Riesz's Lemma for finite-dimensional spaces

Since the following result doesn't seem to be well-known, I'll post its statement and an outline of its proof, both taken from the Lemma mentioned in the link in my comment above:

Theorem:

Let $Y$ be a finite dimensional subspace of the normed vector space $X$. Then there is an element $x\in X$ of norm one with $\text{dist}\,(x,Y)=1$.

Outline of proof:

Let $z\in X\setminus Y$. Then, as $Y$ is closed, $t=\text{dist}\,(z, Y)\ne0$. One can show, using the fact that $t^{-1}Y=Y$, that
$$\text{dist}\,(t^{-1}z,Y)=1.$$ Let $(y_n)$ be a sequence in $Y$ with $$\Vert y_n-t^{-1}z\Vert\rightarrow 1\tag1$$ Then $(y_n)$ is bounded and as $Y$ is finite dimensional, there is a subsequence $(y_{n_k})$ of $(y_n)$ that converges to some $y\in Y$.

Let $x=y-t^{-1}z$.

One can use $(1)$ to show that $\Vert x\Vert =1$.

Using the fact that $y-Y=Y$, one can show that $\text{dist}\,(x, Y)=1$.

Thus, $x$ is as advertised.

This is a comment to David Mitra's answer.
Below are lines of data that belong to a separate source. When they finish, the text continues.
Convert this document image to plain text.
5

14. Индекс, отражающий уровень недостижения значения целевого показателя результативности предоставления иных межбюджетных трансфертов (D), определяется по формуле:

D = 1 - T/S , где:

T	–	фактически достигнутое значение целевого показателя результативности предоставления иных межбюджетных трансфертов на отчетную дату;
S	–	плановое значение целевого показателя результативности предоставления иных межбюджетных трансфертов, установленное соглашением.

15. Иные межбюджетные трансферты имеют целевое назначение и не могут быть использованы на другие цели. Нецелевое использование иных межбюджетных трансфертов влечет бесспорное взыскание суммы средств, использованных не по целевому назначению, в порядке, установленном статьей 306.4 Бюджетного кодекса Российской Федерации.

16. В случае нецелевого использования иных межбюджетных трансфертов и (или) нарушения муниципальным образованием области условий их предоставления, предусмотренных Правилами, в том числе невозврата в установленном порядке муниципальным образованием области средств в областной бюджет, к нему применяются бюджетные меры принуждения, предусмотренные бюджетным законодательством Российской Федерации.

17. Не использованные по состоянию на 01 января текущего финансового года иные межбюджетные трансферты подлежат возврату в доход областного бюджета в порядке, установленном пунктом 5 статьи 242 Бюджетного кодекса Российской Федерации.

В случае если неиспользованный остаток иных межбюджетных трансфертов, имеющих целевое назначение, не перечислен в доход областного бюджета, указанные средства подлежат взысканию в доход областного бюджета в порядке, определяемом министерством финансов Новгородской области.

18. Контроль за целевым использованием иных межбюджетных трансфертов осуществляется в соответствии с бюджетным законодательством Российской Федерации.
There is a beautiful result by Krein, Milman and Krasnoselski based on the Borsuk–Ulam theorem which strengthens the Riesz lemma in finite dimensions.
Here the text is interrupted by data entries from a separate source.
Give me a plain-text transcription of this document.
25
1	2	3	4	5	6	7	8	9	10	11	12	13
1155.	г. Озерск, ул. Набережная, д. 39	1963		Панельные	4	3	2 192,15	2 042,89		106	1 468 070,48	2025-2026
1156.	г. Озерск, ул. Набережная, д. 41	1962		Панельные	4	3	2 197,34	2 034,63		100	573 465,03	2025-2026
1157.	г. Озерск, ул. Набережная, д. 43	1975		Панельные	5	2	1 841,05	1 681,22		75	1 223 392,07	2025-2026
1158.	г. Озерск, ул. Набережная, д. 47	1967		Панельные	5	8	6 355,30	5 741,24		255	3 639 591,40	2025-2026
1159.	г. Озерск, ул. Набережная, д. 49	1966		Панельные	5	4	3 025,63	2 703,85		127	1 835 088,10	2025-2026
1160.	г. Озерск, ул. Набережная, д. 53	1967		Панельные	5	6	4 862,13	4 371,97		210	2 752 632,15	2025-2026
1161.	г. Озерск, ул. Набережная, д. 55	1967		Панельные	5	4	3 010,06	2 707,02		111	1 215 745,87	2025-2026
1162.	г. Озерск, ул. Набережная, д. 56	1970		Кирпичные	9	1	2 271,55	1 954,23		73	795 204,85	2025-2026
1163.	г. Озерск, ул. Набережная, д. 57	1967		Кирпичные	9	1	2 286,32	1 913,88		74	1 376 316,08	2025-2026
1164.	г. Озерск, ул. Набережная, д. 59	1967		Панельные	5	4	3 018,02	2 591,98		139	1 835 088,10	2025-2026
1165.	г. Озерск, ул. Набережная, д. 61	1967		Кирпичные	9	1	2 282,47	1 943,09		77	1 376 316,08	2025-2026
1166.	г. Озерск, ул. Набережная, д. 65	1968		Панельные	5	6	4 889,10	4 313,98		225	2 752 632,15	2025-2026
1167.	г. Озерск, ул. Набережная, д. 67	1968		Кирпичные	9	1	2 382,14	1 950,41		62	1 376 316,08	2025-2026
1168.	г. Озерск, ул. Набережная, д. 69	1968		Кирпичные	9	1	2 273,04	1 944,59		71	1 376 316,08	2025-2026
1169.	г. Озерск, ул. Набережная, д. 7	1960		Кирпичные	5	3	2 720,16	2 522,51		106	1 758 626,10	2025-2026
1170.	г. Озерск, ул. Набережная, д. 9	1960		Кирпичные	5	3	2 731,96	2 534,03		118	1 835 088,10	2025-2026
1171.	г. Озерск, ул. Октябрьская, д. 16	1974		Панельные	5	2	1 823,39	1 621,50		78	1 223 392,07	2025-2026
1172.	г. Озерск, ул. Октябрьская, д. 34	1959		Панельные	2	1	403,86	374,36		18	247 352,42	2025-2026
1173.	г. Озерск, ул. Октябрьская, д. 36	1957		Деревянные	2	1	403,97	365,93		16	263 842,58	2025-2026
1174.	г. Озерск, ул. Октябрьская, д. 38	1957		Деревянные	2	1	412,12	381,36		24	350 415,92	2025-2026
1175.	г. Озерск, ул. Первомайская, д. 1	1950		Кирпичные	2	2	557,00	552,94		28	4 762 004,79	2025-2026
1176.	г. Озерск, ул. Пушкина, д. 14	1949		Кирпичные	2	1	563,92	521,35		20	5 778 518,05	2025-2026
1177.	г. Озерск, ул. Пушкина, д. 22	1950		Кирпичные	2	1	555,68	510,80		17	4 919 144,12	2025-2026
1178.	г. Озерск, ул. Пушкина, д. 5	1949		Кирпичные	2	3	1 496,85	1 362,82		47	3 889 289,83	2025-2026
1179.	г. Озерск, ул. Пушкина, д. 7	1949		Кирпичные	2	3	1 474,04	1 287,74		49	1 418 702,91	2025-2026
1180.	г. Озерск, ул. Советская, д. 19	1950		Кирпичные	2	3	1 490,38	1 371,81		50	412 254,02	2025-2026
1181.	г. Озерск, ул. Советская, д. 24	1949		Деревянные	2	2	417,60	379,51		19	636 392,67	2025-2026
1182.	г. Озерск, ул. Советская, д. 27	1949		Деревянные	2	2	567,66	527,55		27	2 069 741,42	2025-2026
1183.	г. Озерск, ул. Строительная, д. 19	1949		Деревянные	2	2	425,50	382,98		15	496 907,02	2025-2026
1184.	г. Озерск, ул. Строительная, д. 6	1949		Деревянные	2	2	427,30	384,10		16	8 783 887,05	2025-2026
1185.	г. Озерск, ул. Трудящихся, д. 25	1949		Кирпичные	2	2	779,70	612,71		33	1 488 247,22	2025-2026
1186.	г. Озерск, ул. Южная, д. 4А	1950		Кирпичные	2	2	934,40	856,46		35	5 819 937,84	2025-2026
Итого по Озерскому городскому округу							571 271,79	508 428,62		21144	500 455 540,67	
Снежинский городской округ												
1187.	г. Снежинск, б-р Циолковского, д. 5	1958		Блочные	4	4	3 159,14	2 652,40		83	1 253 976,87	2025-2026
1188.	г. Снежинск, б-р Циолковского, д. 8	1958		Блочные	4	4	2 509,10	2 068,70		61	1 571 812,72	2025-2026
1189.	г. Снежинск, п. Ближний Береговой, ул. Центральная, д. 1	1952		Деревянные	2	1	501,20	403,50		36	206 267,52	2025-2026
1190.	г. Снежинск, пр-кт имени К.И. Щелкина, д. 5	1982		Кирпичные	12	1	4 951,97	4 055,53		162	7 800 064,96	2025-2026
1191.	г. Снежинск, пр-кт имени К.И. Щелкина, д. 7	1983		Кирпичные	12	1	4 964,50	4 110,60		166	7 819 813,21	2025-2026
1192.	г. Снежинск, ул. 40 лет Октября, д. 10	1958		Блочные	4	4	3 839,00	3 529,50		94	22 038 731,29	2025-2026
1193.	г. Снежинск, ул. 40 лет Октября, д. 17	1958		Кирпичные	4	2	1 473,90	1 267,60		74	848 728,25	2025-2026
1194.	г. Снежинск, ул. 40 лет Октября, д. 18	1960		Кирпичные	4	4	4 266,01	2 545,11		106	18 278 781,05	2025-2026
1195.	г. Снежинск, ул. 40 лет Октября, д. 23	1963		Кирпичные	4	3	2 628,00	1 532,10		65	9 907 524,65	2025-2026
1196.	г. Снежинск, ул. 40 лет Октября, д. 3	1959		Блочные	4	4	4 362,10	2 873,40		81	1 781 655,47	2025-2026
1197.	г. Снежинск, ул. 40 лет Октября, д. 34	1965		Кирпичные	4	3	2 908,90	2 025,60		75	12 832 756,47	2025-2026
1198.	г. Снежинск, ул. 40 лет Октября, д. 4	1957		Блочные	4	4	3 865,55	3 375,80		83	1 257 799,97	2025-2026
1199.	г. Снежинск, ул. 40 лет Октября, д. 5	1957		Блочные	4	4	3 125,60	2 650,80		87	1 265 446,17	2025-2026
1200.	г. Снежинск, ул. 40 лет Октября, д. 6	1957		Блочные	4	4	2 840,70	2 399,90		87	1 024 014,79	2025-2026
Theorem. Let $M$ and $N$ be finite-dimensional subspaces of a normed space. If $\dim M > \dim N$, then there is $x_0\in M$ such that ${\rm dist}(x_0, N)=\|x_0\|$.

I am happy to provide a proof on request. I am very curious whether there exists a proof of this statement which would avoid using the Borsuk–Ulam theorem.

Reference:

1. M. Kreĭn, M. Krasnoselski, D. Milman, On defect numbers of operators on Banach spaces and related geometric problems, Trudy Inst. Mat. Akad. Nauk Ukrain. SSR, 11 (1948), 97–112.